The scandal deepened on Thursday with claims News of the World hacked the phones of relatives of British soldiers killed in action in Iraq and Afghanistan. Britain's military veterans' association broke off a joint lobbying campaign with the paper and said it might join major brands in pulling its advertising.
Many of the paper's readers are ardent supporters of the armed forces so suggestions it may have hacked the phones of the families of grieving service personnel only further alienated a core readership already horrified by suggestions its reporters accessed the voicemails of missing children and bombing victims.
Shortly before the announcement the paper would be closing for good, advertising website Brand Republic said the paper had lost all advertising for this weekend's edition.
News Corp wants to buy out the 61 percent of BSkyB it does not already own. The government has said the News of the World case should not affect that.
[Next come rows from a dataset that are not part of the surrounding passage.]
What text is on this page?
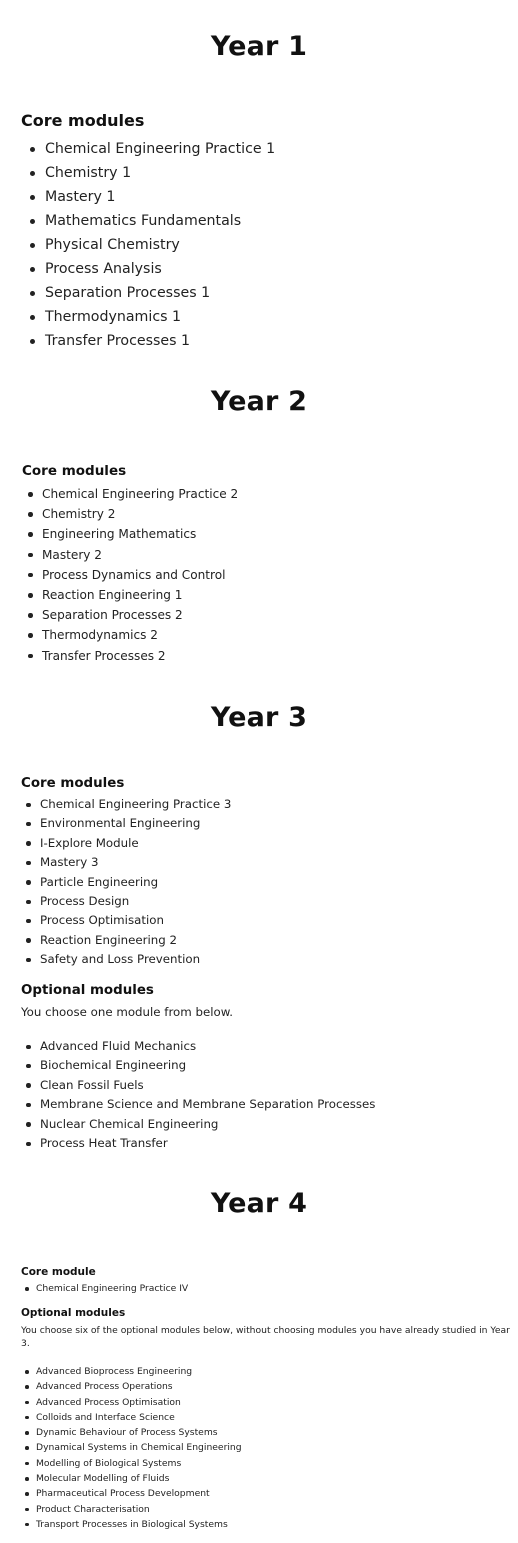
Year 1
Core modules
Chemical Engineering Practice 1
Chemistry 1
Mastery 1
Mathematics Fundamentals
Physical Chemistry
Process Analysis
Separation Processes 1
Thermodynamics 1
Transfer Processes 1
Year 2
Core modules
Chemical Engineering Practice 2
Chemistry 2
Engineering Mathematics
Mastery 2
Process Dynamics and Control
Reaction Engineering 1
Separation Processes 2
Thermodynamics 2
Transfer Processes 2
Year 3
Core modules
Chemical Engineering Practice 3
Environmental Engineering
I-Explore Module
Mastery 3
Particle Engineering
Process Design
Process Optimisation
Reaction Engineering 2
Safety and Loss Prevention
Optional modules

You choose one module from below.

Advanced Fluid Mechanics
Biochemical Engineering
Clean Fossil Fuels
Membrane Science and Membrane Separation Processes
Nuclear Chemical Engineering
Process Heat Transfer
Year 4
Core module
Chemical Engineering Practice IV
Optional modules

You choose six of the optional modules below, without choosing modules you have already studied in Year 3.

Advanced Bioprocess Engineering
Advanced Process Operations
Advanced Process Optimisation
Colloids and Interface Science
Dynamic Behaviour of Process Systems
Dynamical Systems in Chemical Engineering
Modelling of Biological Systems
Molecular Modelling of Fluids
Pharmaceutical Process Development
Product Characterisation
Transport Processes in Biological Systems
But U.S. shares in News Corp fell over 5 percent on Wednesday, though they recovered somewhat in a stronger general market on Thursday.
Formal approval for the deal had been expected within weeks after the government gave its blessing in principle. But it now seems unlikely for months, although officials denied suggestions that they were delaying a decision because of the scandal.
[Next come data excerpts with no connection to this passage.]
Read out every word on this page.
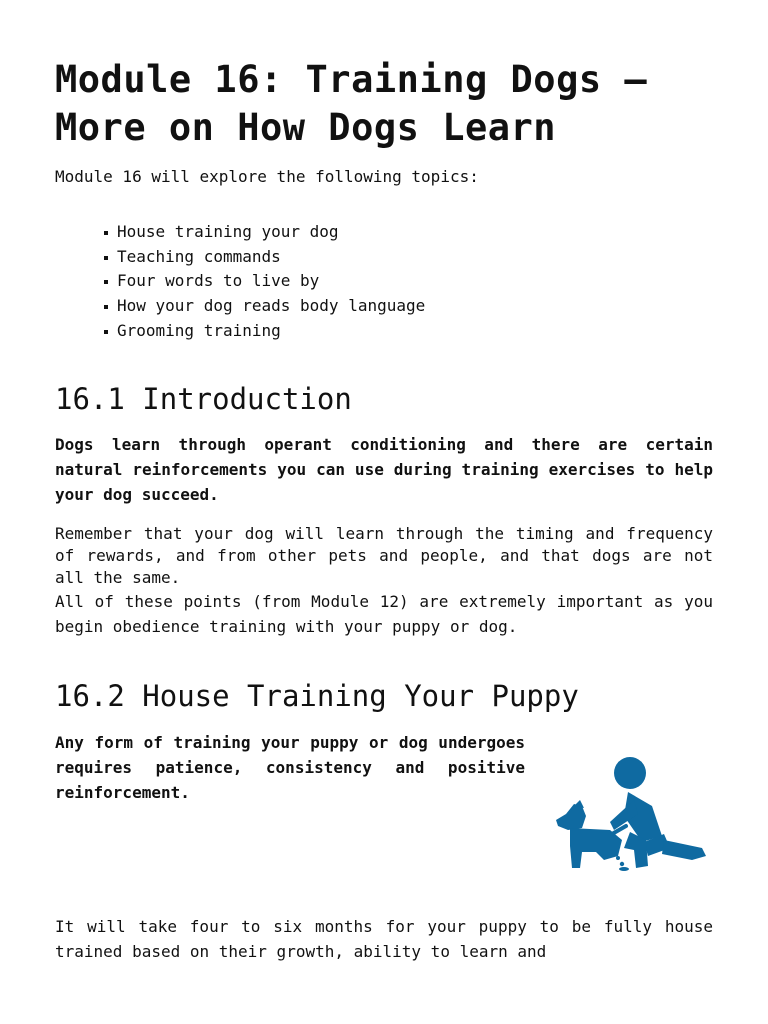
Module 16: Training Dogs – More on How Dogs Learn

Module 16 will explore the following topics:

House training your dog
Teaching commands
Four words to live by
How your dog reads body language
Grooming training
16.1 Introduction

Dogs learn through operant conditioning and there are certain natural reinforcements you can use during training exercises to help your dog succeed.

Remember that your dog will learn through the timing and frequency of rewards, and from other pets and people, and that dogs are not all the same.

All of these points (from Module 12) are extremely important as you begin obedience training with your puppy or dog.

16.2 House Training Your Puppy

Any form of training your puppy or dog undergoes requires patience, consistency and positive reinforcement.

It will take four to six months for your puppy to be fully house trained based on their growth, ability to learn and
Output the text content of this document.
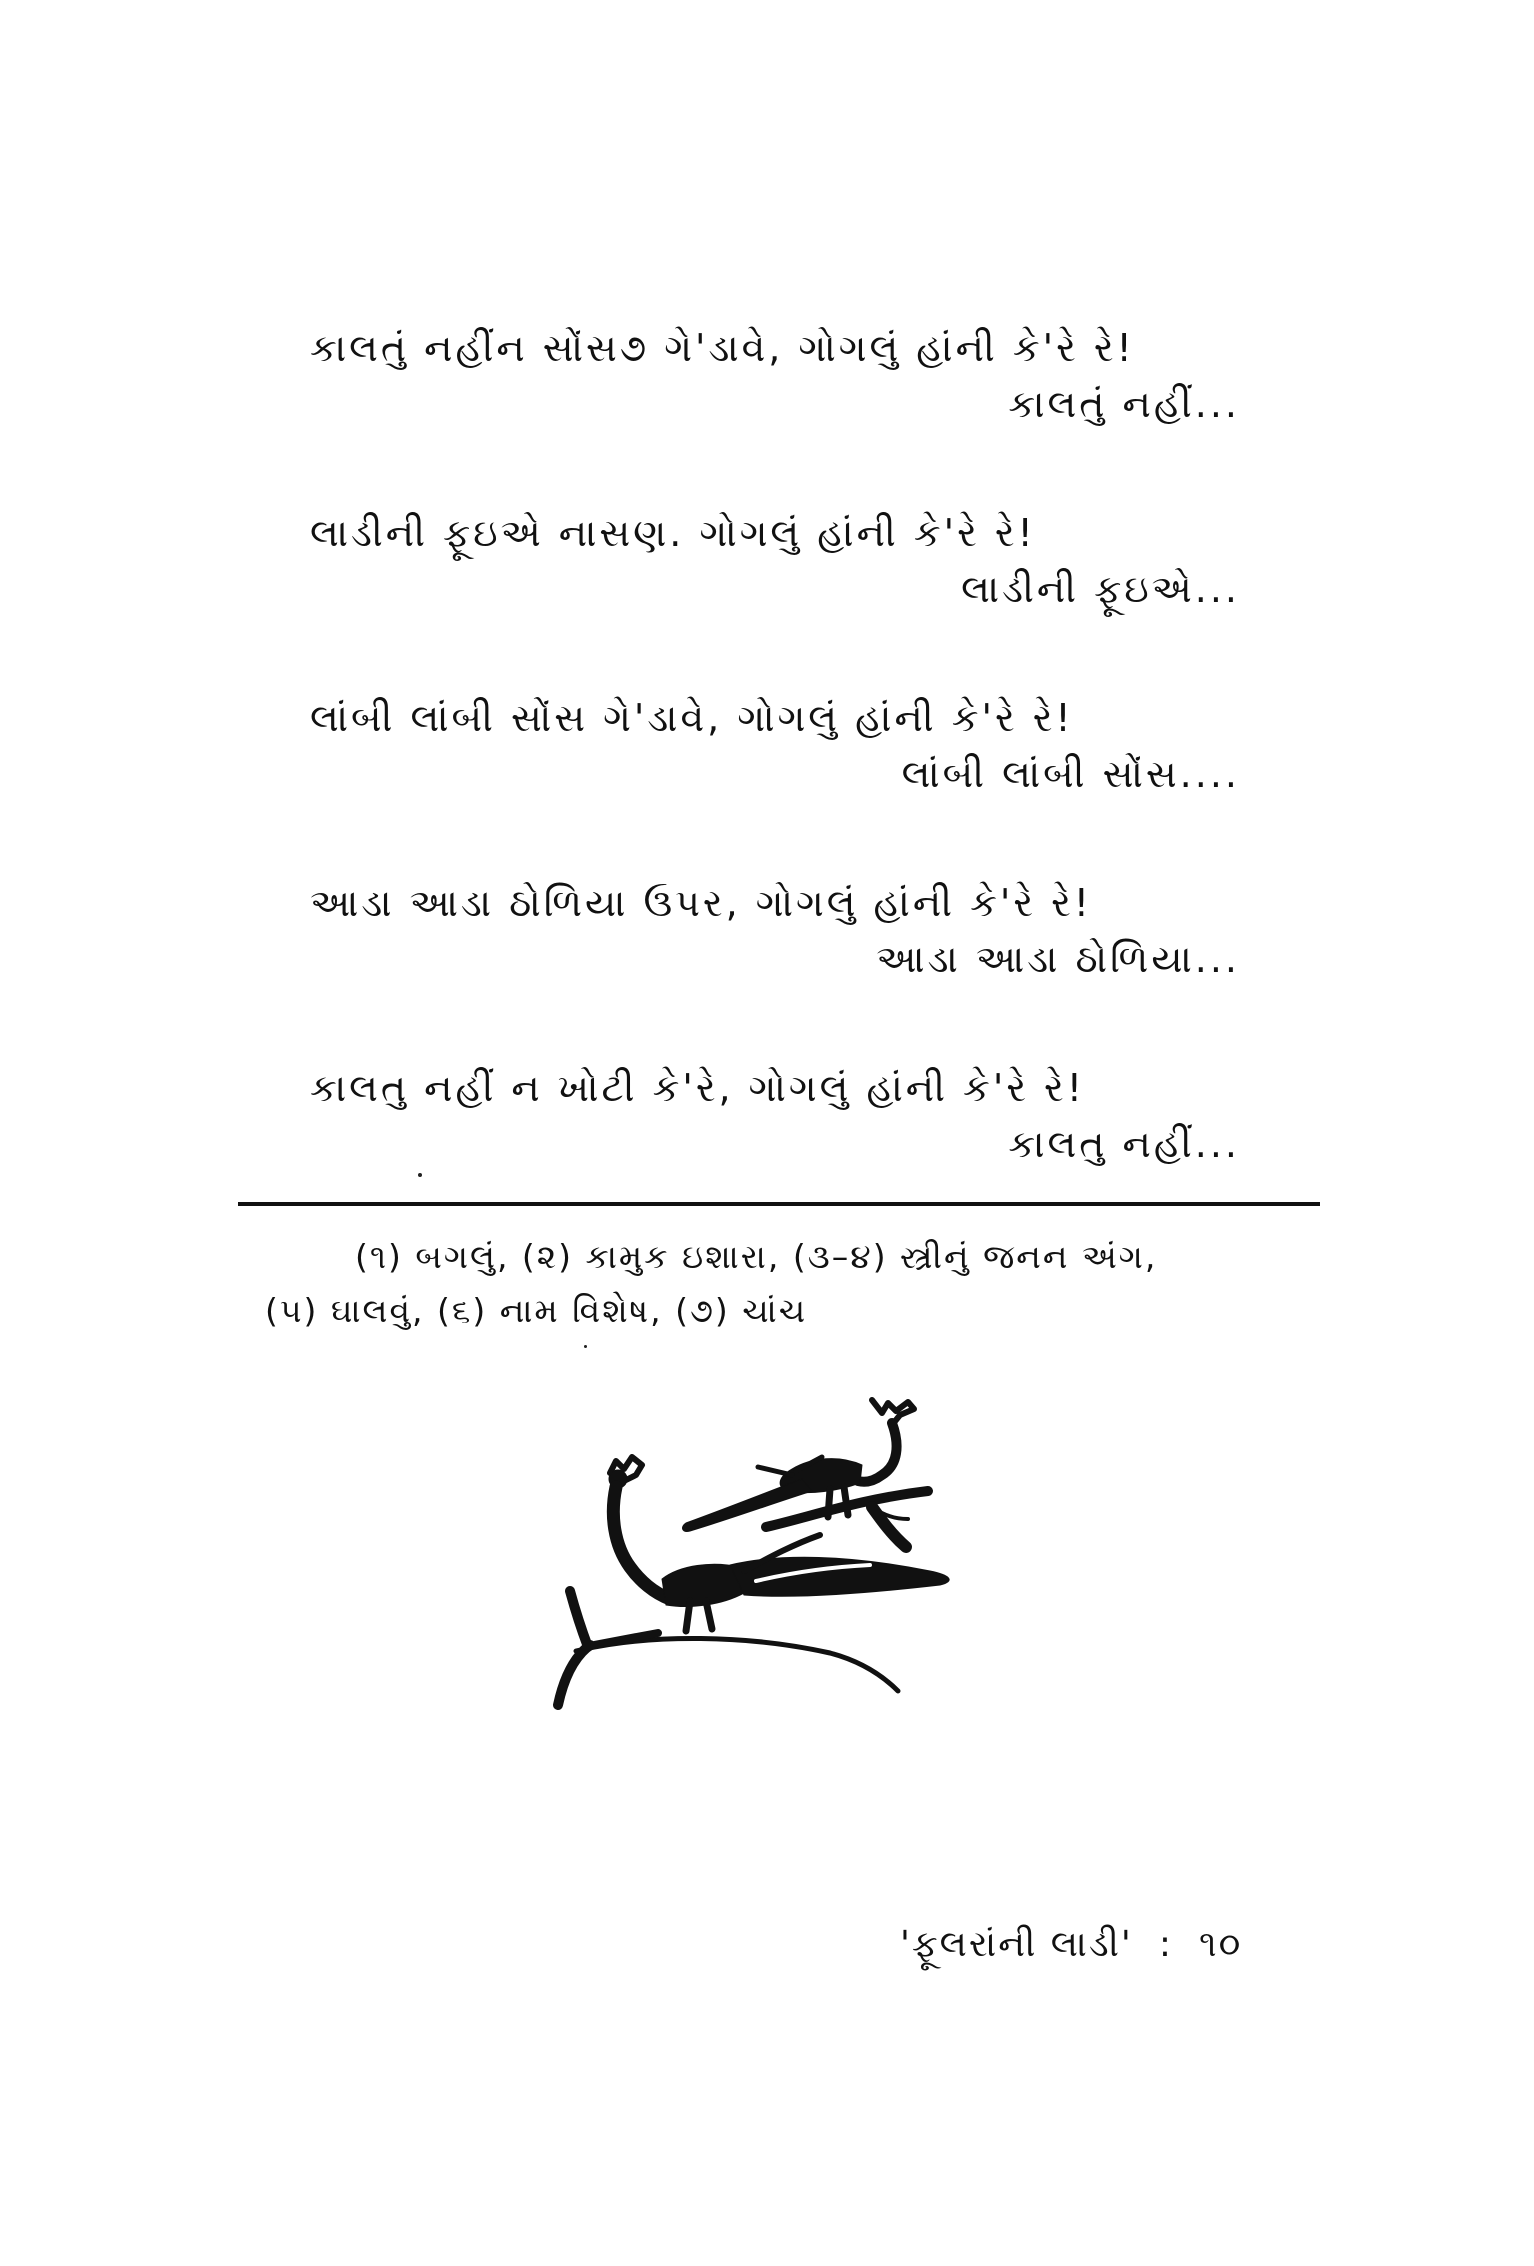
કાલતું નહીંન સોંસ૭ ગે'ડાવે, ગોગલું હાંની કે'રે રે!
કાલતું નહીં...
લાડીની ફૂઇએ નાસણ. ગોગલું હાંની કે'રે રે!
લાડીની ફૂઇએ...
લાંબી લાંબી સોંસ ગે'ડાવે, ગોગલું હાંની કે'રે રે!
લાંબી લાંબી સોંસ....
આડા આડા ઠોળિયા ઉપર, ગોગલું હાંની કે'રે રે!
આડા આડા ઠોળિયા...
કાલતુ નહીં ન ખોટી કે'રે, ગોગલું હાંની કે'રે રે!
કાલતુ નહીં...
(૧) બગલું, (૨) કામુક ઇશારા, (૩–૪) સ્ત્રીનું જનન અંગ,
(૫) ઘાલવું, (૬) નામ વિશેષ, (૭) ચાંચ
'ફૂલરાંની લાડી' : ૧૦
"The Secretary of State has always been clear that he will take as long as is needed to reach a decision. There is no 'delay' since there has been no set timetable for a further announcement," a government spokesman said. Some British media reported that a decision was now expected in September.
The main accusations are that journalists, or their hired investigators, took advantage of often limited security on mobile phone voicemail boxes to listen in to messages left for celebrities, politicians or people involved in major stories.
Disclosure that the practice involved victims of crime came when police said a private detective working for the News of the World in 2002 hacked into messages left on the phone of murdered schoolgirl Milly Dowler while police were still looking for her.
Police have also been criticized over allegations officers took money from the News of the World for information. London's Evening Standard newspaper said on Thursday that police officers took more than 100,000 pounds ($160,000) in payments from senior journalists and executives at the paper.
Analysts believe the global Murdoch empire, which includes Fox television and the Wall Street Journal, can weather a storm of reproach from advertisers, readers and politicians in Britain -- though there were signs of international ramifications.
In Murdoch's native Australia, the leader of the Greens party said he wants the government to examine the ramifications on Australia of the phone hacking scandal.